A distributed inference framework for running frontier LLMs across local device clusters, built on Apple MLX and libp2p, featuring automatic device discovery, topology-aware parallelism, and multi-API compatibility.
exo is a distributed LLM inference framework designed for local device clusters, enabling multiple consumer-grade devices to collaboratively run frontier models too large for a single machine (e.g., DeepSeek v3.1 671B, Qwen3-235B). Built on Apple MLX and MLX distributed for GPU-accelerated inference and cross-device communication, it leverages libp2p for zero-configuration automatic device discovery and cluster networking.
For parallelism, exo supports both tensor parallelism and pipeline parallelism, with a topology-aware algorithm that evaluates device resources and network conditions in real-time (including RDMA capabilities over Thunderbolt 5) to automatically select the optimal sharding strategy. Benchmarks show up to 1.8× speedup with 2 devices and 3.2× with 4 devices. On macOS 26.2+, exo offers Day-0 support for RDMA over Thunderbolt 5, reducing inter-device latency by approximately 99%.

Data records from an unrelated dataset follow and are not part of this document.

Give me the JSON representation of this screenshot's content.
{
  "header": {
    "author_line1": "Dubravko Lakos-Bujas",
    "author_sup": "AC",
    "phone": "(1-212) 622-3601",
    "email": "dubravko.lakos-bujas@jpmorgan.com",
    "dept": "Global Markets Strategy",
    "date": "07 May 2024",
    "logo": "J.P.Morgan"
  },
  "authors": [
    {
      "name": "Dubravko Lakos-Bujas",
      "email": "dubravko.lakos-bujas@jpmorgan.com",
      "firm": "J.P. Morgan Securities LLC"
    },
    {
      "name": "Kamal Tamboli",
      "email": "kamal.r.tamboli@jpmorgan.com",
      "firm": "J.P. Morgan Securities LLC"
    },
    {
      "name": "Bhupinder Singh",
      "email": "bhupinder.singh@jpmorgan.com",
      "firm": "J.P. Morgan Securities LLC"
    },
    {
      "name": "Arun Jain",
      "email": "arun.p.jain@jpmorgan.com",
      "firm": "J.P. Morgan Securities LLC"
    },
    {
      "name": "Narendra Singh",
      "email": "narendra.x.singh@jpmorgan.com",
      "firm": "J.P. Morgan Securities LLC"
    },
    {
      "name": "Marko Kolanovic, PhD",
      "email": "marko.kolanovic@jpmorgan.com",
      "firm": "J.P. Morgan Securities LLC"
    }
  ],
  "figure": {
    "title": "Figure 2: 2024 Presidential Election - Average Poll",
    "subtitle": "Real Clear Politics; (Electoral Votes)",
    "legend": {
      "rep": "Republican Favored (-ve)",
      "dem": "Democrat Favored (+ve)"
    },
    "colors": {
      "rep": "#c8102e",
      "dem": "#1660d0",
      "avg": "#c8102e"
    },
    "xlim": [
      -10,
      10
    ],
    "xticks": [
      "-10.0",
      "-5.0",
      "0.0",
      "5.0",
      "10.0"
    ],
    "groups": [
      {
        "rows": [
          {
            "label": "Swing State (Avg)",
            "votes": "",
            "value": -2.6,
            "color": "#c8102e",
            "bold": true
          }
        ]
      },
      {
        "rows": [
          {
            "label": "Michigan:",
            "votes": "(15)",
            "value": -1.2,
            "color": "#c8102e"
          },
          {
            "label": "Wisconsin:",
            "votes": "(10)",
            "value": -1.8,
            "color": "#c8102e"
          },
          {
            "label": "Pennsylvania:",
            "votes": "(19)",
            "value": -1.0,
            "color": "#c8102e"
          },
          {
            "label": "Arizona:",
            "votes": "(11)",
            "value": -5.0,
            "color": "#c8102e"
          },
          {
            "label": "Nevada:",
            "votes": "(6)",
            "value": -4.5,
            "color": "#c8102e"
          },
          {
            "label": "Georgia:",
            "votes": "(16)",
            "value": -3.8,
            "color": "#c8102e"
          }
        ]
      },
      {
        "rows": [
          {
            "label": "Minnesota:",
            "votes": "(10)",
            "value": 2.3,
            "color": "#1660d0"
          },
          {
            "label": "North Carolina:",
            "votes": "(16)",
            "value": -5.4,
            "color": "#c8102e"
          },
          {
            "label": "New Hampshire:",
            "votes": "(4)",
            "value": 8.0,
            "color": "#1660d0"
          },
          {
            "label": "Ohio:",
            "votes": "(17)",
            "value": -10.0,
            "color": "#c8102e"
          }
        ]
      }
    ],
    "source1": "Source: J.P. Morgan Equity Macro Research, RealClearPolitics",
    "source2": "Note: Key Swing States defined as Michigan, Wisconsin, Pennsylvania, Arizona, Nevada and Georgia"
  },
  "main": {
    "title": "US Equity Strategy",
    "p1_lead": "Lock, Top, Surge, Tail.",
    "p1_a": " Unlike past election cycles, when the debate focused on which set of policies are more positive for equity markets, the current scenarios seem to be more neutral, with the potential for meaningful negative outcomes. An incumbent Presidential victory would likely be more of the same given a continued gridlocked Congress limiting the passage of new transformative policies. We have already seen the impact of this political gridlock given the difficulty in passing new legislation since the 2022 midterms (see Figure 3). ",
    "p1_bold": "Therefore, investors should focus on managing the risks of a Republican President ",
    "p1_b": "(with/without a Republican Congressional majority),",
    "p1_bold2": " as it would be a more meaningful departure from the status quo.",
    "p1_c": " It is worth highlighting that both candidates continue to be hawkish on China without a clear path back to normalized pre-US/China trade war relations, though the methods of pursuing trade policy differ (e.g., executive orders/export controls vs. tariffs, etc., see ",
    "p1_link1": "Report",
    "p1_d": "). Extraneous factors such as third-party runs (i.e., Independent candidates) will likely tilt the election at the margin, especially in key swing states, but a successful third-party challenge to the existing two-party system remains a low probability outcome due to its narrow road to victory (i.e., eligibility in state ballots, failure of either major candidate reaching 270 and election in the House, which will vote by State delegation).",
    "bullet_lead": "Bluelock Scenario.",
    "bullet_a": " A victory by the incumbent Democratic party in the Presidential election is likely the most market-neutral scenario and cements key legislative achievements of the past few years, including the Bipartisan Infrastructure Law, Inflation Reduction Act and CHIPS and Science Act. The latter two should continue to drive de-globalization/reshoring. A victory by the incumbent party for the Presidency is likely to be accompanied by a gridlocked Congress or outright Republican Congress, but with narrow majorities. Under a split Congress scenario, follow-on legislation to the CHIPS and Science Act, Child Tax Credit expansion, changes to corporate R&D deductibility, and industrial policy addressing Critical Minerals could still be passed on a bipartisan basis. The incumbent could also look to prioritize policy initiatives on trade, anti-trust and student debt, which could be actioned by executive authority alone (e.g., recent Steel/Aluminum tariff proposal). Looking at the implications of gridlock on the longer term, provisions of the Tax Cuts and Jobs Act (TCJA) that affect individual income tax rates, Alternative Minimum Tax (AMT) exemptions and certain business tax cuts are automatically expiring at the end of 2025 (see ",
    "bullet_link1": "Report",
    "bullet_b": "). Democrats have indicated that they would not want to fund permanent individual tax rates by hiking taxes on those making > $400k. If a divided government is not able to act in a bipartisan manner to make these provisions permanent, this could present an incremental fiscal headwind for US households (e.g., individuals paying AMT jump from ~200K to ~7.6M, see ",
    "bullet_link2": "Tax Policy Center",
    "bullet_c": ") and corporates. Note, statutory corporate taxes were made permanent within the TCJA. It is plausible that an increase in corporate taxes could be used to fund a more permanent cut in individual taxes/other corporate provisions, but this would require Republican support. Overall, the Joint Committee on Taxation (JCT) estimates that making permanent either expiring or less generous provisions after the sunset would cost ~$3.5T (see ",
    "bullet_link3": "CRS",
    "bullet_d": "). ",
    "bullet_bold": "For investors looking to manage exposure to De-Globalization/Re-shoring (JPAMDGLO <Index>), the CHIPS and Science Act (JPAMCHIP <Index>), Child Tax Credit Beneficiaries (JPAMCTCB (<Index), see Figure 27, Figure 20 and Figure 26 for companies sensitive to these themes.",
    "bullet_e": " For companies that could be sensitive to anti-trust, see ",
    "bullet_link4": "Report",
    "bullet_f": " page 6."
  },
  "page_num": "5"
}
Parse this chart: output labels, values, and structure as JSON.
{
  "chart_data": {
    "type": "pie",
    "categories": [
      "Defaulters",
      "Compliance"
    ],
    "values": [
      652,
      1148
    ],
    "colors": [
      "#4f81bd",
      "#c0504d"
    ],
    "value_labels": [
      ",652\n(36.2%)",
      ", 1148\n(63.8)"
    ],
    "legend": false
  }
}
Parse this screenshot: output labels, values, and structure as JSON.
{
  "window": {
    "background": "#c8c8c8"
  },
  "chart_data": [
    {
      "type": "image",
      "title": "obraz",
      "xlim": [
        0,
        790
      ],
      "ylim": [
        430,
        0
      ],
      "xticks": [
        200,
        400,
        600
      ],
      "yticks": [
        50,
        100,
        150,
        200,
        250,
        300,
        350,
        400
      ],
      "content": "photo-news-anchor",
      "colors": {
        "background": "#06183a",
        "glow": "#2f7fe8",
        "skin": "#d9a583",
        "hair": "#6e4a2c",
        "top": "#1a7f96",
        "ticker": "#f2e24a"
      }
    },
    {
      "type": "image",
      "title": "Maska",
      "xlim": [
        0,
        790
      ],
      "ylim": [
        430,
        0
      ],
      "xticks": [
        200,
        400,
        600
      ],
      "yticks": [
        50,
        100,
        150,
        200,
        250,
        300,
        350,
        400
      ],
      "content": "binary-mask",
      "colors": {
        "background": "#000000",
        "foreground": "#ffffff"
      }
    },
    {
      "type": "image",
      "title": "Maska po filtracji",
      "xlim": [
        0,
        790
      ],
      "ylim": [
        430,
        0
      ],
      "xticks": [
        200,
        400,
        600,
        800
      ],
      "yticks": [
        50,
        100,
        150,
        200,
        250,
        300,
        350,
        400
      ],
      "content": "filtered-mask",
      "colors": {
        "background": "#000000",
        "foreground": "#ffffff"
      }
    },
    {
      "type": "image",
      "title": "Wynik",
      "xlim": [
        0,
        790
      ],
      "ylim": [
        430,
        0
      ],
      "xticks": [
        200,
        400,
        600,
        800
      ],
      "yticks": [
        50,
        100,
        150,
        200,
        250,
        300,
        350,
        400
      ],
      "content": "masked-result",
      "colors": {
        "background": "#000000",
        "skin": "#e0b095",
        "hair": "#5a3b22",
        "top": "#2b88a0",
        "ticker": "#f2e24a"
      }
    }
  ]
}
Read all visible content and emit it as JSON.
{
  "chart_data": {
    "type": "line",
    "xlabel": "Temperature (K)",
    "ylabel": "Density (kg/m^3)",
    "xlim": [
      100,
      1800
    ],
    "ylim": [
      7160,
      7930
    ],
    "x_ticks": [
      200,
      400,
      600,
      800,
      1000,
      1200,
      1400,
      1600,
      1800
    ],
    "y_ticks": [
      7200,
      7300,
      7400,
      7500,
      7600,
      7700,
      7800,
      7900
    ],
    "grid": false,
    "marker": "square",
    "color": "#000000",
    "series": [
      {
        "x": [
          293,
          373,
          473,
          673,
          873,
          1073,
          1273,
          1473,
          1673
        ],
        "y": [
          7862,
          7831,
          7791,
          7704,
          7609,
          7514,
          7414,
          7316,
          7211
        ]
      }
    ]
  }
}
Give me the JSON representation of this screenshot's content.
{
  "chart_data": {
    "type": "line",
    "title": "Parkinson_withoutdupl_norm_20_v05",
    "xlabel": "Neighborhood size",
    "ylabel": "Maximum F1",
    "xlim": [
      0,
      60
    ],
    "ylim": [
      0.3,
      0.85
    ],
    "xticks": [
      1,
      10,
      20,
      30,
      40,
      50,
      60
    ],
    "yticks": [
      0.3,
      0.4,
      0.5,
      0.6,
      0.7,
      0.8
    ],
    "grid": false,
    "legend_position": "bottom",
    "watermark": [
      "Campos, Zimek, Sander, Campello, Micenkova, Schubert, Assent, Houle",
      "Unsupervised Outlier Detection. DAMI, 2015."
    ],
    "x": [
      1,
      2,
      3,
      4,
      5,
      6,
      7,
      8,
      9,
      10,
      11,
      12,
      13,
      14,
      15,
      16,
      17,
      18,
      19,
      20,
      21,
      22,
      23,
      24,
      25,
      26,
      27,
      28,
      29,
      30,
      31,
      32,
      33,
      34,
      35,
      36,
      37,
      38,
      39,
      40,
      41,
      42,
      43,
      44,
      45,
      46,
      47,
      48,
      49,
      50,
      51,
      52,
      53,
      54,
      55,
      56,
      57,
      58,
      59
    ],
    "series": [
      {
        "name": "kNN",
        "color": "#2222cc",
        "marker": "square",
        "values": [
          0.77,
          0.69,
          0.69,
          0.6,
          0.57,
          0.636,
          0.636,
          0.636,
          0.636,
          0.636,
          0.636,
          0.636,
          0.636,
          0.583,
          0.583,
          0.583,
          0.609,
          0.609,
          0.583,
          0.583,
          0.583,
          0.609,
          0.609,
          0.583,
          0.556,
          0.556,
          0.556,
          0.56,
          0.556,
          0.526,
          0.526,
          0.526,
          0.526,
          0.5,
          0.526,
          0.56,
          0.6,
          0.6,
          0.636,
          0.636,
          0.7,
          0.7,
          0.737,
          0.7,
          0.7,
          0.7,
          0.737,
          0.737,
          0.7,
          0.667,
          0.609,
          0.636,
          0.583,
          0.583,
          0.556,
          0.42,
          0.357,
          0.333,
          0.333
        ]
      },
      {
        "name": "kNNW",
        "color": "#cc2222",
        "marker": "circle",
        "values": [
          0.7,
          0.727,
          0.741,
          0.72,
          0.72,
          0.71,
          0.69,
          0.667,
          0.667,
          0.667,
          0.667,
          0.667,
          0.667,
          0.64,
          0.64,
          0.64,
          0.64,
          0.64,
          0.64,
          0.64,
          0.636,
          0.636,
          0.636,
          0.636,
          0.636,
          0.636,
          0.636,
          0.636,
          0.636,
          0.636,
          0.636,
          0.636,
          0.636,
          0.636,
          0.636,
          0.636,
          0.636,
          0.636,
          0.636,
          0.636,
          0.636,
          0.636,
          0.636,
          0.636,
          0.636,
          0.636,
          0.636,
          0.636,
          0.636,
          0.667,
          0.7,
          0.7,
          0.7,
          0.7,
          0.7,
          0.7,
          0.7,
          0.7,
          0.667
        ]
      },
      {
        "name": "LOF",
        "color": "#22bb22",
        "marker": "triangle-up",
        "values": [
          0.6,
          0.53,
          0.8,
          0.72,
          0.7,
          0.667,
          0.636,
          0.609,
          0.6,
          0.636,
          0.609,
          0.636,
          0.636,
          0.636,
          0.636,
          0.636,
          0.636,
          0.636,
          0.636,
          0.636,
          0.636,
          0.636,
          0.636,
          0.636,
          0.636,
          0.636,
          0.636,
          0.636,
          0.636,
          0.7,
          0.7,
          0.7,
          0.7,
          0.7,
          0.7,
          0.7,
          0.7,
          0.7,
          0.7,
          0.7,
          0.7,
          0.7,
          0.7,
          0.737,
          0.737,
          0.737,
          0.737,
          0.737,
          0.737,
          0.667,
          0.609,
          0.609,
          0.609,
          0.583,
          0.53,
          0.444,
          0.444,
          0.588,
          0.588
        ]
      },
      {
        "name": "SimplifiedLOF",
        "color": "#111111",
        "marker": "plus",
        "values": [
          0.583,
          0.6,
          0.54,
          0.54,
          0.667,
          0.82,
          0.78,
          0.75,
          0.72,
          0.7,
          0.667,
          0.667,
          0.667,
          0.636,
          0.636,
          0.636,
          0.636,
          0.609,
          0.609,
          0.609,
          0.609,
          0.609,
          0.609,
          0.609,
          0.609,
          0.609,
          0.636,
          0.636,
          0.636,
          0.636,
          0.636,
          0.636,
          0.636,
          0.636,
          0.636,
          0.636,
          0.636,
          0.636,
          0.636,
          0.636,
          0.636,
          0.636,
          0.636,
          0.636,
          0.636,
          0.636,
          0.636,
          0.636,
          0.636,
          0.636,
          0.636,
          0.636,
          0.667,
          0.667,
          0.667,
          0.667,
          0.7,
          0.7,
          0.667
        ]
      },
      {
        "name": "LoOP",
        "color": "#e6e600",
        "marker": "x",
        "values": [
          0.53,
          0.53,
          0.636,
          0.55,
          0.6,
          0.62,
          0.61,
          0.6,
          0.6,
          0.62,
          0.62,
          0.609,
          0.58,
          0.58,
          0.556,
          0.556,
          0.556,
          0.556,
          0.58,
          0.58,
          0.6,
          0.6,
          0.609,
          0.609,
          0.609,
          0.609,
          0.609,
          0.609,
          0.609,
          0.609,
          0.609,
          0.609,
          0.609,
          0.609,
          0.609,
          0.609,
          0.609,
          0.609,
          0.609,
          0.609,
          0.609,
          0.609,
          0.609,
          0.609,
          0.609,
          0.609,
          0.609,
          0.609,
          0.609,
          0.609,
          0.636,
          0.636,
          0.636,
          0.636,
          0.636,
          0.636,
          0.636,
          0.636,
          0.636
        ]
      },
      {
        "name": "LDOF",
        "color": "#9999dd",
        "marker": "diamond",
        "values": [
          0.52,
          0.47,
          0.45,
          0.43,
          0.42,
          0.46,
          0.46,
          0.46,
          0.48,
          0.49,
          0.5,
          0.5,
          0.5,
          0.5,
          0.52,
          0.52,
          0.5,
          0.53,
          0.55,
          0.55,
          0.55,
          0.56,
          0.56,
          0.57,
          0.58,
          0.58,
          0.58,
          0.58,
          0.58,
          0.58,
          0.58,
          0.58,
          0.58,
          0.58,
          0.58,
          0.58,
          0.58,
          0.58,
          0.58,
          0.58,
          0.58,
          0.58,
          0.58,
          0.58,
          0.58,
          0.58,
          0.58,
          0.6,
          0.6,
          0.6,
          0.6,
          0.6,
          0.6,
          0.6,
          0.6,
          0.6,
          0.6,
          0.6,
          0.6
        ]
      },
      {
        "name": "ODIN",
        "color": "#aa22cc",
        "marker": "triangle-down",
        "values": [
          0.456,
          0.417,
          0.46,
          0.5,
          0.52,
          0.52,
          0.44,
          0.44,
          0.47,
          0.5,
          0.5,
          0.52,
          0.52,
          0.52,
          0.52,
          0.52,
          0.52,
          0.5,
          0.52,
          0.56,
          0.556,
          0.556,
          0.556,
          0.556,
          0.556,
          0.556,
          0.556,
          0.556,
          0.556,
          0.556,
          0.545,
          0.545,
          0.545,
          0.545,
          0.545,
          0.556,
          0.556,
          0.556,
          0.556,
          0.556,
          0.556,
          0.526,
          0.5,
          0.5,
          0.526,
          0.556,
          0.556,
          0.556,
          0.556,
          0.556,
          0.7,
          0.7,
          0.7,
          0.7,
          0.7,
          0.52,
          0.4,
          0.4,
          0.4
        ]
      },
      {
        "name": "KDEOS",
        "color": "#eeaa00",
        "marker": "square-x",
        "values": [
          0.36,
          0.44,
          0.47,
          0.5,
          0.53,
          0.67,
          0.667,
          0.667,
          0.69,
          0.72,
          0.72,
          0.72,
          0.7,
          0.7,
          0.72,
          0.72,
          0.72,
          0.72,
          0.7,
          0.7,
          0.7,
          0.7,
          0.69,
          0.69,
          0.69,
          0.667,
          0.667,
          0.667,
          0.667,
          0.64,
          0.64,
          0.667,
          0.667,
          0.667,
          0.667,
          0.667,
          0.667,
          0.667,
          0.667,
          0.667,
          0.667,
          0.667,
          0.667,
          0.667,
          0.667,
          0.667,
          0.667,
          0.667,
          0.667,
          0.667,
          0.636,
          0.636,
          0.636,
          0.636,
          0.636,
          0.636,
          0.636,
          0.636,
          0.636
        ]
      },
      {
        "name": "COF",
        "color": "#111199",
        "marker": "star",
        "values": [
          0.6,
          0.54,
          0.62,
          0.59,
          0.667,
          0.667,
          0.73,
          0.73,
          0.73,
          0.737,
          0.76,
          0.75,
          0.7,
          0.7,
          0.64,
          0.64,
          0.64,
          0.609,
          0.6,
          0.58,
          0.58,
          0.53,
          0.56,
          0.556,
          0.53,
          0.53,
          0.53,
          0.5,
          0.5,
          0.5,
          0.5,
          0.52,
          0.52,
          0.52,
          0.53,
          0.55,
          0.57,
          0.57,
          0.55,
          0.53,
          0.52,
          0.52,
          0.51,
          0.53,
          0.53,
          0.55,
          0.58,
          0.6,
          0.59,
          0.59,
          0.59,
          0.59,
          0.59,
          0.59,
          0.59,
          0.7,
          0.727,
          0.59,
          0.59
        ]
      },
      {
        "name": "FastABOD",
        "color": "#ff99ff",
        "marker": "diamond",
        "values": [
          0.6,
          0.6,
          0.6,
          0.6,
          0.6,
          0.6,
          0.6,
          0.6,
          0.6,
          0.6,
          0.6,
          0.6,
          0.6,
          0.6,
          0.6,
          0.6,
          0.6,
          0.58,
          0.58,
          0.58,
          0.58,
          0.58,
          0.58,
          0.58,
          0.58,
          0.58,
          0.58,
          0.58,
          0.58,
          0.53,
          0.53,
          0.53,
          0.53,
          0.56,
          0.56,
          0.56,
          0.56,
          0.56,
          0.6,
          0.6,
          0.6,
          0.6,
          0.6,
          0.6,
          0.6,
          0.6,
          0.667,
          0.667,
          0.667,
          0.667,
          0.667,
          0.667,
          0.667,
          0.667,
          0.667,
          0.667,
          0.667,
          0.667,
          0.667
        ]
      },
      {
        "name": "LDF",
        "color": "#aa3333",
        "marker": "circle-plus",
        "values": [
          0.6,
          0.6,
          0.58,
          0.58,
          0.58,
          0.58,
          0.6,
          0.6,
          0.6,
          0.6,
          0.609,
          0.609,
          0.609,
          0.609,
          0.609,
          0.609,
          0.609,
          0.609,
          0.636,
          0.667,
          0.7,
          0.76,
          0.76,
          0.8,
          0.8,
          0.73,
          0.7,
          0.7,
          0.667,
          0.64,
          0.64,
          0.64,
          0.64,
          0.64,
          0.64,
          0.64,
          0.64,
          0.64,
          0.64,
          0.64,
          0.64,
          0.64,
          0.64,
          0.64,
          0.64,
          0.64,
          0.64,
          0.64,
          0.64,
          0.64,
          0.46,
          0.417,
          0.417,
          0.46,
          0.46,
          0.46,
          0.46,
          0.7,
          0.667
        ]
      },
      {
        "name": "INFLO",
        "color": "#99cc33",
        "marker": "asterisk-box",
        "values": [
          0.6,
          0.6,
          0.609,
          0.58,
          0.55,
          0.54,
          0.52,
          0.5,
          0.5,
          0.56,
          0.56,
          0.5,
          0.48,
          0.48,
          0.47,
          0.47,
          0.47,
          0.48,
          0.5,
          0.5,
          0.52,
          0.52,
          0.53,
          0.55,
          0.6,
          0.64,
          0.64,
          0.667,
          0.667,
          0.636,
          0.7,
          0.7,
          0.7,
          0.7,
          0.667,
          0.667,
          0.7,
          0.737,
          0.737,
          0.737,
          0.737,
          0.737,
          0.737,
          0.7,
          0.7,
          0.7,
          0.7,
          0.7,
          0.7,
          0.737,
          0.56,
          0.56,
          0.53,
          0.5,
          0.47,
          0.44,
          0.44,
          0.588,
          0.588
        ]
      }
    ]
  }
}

For usability, exo simultaneously exposes OpenAI Chat Completions, Claude Messages, OpenAI Responses, and Ollama API formats, allowing direct integration with existing toolchains. A built-in web Dashboard provides management and chat interfaces. It supports offline mode, cluster namespace isolation, distributed tracing, and loading custom MLX models from HuggingFace Hub.
The current Tier 1 platform is macOS Apple Silicon, with Linux supporting CPU-only inference (GPU support in development). Installation is available via source build, Nix, and macOS .dmg.